McAdams has been labeled one of the nation’s most vulnerable members of Congress up for reelection. Two years ago, he defeated former GOP Rep. Mia Love by less than 700 votes in the 4th District, which includes portions of Salt Lake and Utah counties.
“Utahns will decide the outcome of this election, and they want a member of Congress who isn’t beholden to either party, is an independent thinker, gets things done and puts Utah first; that’s why Ben McAdams will get reelected,” Andrew Roberts, McAdams’ campaign manager, said when asked about Trump Jr.’s visit.
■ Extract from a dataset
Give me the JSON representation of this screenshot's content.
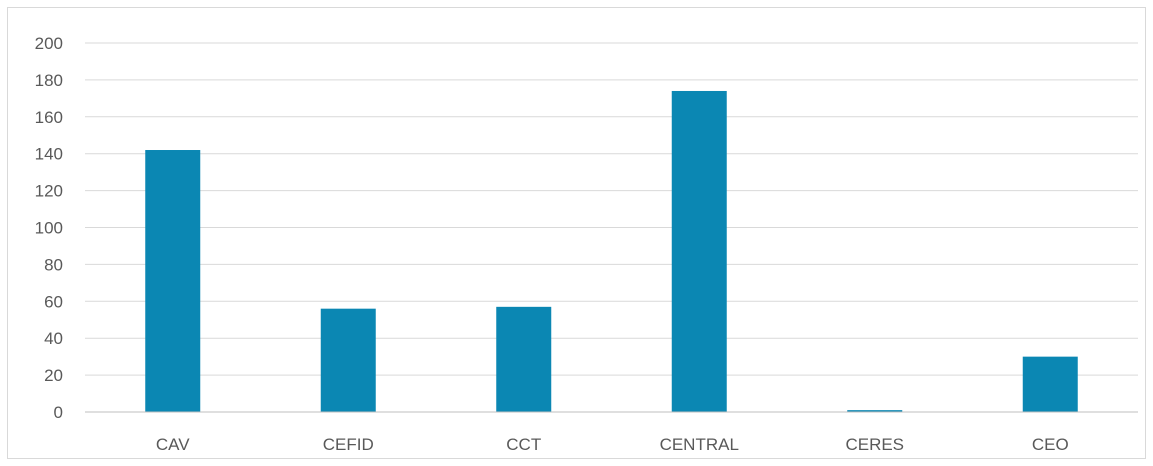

Trump Jr. promoted Owens on social media even before he won the June 30 Republican primary election over state Rep. Kim Coleman, R-West Jordan; former KSL Newsradio host Jay Mcfarland; and nonprofit CEO Trent Christensen. The president endorsed Owens after the election in a tweet.
While in Utah, Trump Jr. went fishing with Don Peay, founder of Sportsmen for Fish and Wildlife and a longtime supporter of the president in Utah. Trump Jr. campaigned for his father in Utah in 2016.